“A year after Donald Trump was elected president on a promise to revive the ailing U.S. coal industry, the sector’s long-term prospects for growth and hiring remain as bleak as ever,” Timothy Gardner reports for Reuters.
“A Reuters review of mining data shows an industry that has seen only modest gains in jobs and production this year – much of it from a temporary uptick in foreign demand for U.S. coal rather than presidential policy changes.”

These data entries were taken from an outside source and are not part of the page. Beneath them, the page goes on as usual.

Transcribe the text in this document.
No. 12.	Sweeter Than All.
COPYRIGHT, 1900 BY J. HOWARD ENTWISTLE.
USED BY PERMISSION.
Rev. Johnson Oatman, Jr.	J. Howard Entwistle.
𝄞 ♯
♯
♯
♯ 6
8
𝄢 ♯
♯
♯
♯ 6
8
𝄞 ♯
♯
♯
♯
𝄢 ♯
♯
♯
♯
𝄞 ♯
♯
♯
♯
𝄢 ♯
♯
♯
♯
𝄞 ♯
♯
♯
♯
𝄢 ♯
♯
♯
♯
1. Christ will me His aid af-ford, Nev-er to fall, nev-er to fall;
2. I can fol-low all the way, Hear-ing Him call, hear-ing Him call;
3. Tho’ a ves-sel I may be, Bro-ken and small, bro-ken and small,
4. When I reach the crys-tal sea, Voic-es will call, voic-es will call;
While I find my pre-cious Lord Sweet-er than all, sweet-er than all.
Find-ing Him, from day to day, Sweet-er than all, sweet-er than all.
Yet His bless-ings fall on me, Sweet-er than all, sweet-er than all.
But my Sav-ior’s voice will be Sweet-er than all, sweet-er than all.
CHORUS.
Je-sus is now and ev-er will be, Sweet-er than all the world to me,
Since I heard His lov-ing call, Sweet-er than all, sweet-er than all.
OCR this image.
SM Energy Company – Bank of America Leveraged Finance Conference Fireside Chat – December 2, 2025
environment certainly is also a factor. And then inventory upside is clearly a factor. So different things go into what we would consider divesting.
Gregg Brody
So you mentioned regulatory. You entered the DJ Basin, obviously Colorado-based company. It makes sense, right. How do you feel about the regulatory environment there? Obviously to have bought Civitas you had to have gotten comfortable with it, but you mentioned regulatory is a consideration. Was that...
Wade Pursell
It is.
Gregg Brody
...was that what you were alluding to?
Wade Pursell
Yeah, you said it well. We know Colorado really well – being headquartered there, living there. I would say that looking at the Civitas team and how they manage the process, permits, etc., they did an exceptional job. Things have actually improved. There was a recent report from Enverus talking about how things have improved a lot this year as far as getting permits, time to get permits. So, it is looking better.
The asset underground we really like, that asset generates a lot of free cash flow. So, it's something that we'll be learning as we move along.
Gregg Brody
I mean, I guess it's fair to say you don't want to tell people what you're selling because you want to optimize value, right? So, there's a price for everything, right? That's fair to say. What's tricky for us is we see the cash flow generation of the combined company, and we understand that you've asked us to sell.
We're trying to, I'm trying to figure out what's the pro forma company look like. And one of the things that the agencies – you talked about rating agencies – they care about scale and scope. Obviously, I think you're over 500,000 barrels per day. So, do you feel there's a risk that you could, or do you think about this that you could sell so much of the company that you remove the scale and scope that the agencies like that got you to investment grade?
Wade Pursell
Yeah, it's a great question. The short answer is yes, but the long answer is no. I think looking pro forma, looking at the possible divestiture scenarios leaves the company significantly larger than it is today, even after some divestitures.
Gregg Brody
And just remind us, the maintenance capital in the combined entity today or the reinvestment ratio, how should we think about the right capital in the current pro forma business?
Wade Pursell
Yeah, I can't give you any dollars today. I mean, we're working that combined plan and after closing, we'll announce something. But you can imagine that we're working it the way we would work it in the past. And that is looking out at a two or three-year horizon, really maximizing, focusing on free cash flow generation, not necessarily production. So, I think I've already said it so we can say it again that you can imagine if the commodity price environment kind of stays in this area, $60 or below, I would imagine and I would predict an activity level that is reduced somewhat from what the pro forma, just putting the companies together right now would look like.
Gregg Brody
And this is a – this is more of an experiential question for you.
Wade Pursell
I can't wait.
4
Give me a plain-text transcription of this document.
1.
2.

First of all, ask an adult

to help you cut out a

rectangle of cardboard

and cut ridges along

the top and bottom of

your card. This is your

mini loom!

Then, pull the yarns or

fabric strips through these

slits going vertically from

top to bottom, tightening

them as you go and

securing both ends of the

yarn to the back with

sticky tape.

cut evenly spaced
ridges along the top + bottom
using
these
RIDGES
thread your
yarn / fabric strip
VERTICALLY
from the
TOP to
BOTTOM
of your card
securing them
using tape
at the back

Coal-fired power plants are shutting down left and right as utilities shift toward cheaper natural gas and wind and solar power. Melissa McHenry, a spokesperson for American Electric Power, one of the largest U.S. utilities, says the company is not planning to build any more coal plants, and says “The future for coal is dictated by economics … and you can’t make those kinds of investments based on one administration’s politics.” AEP gets 47 percent of its power generating capacity from coal, but plans to shrink that to 33 percent by 2030.
President Trump’s pro-coal policies may have little long-term effect on the coal industry. Luke Popovich of the National Mining Association, which represents major U.S. coal companies, told Gardner that “The government is no longer against us . . . We now only have market forces to contend with.”
According to Standard & Poor’s Global, natural gas will probably overtake coal permanently by 2030 or 2035.